I have spent the past three years investigating the role of the extracellular matrix, the structural mesh that surrounds cells, in our brain and whether a specific component of it is protective after a stroke. Outside of the lab I enjoy making science fun and accessible through organising science events at pubs, hosting interactive stalls for the community at museums and acting as a mentor for young students.
Why did you choose this field?
I’ve always loved asking questions and I want to know the answer! I am lucky that I had some fantastic science teachers who made science enjoyable and inspired me to study science further. Although I initially studied biochemistry, it became pretty apparent that it was the brain that fascinated me and I just wanted to keep studying it.
What do you look at and think, "I wish younger me would have known this was possible"?
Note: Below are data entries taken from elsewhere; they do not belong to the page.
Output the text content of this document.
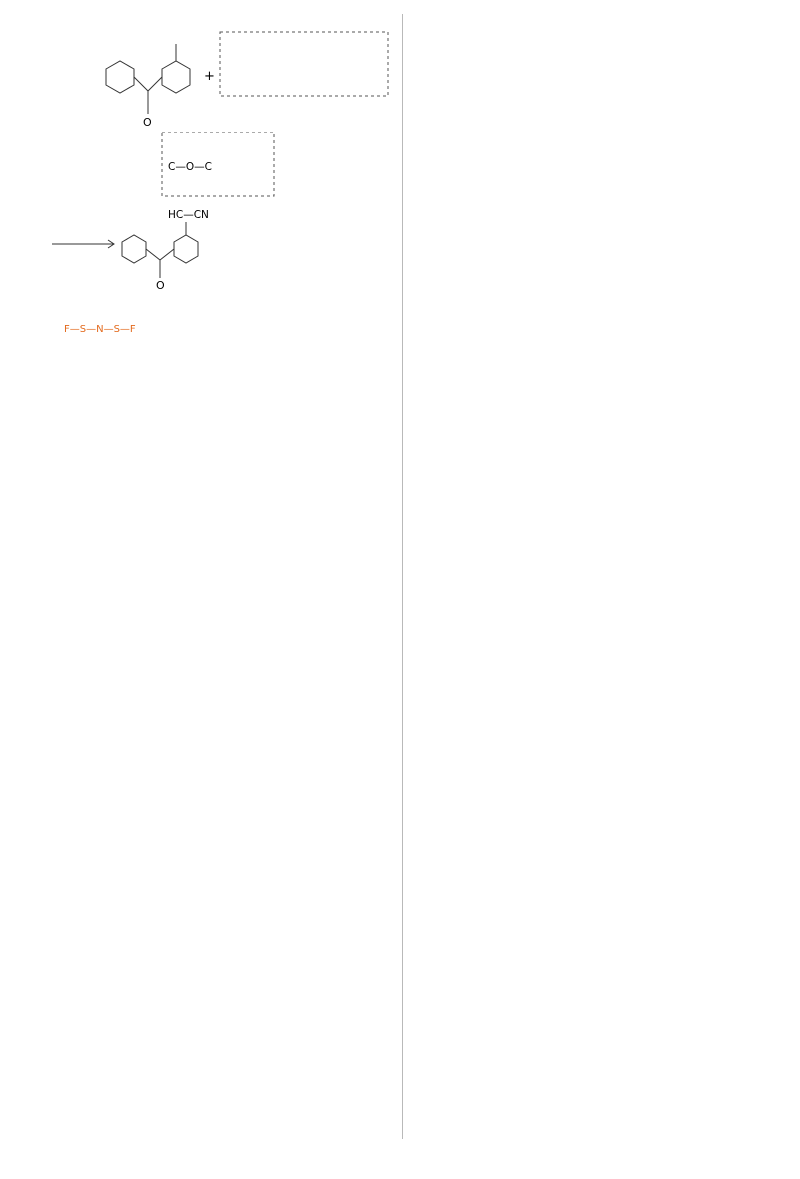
O
+
C—O—C
HC—CN
O

F—S—N—S—F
Starting a PhD at 21! As a young child with a speech impediment I could’ve been lost in the education system but I was fortunate to have invaluable support that I’ll be forever grateful for.
Why do you love working in STEM?
You never stop learning! It can be tough but it’s incredibly stimulating and rewarding. I have met so many warm, inspiring people along the way.
Best advice for next generation?
You can be yourself! Don’t be afraid to bring something a little bit different to STEM.
Inspo quote / fun fact / role model
“Well-behaved women seldom make history.”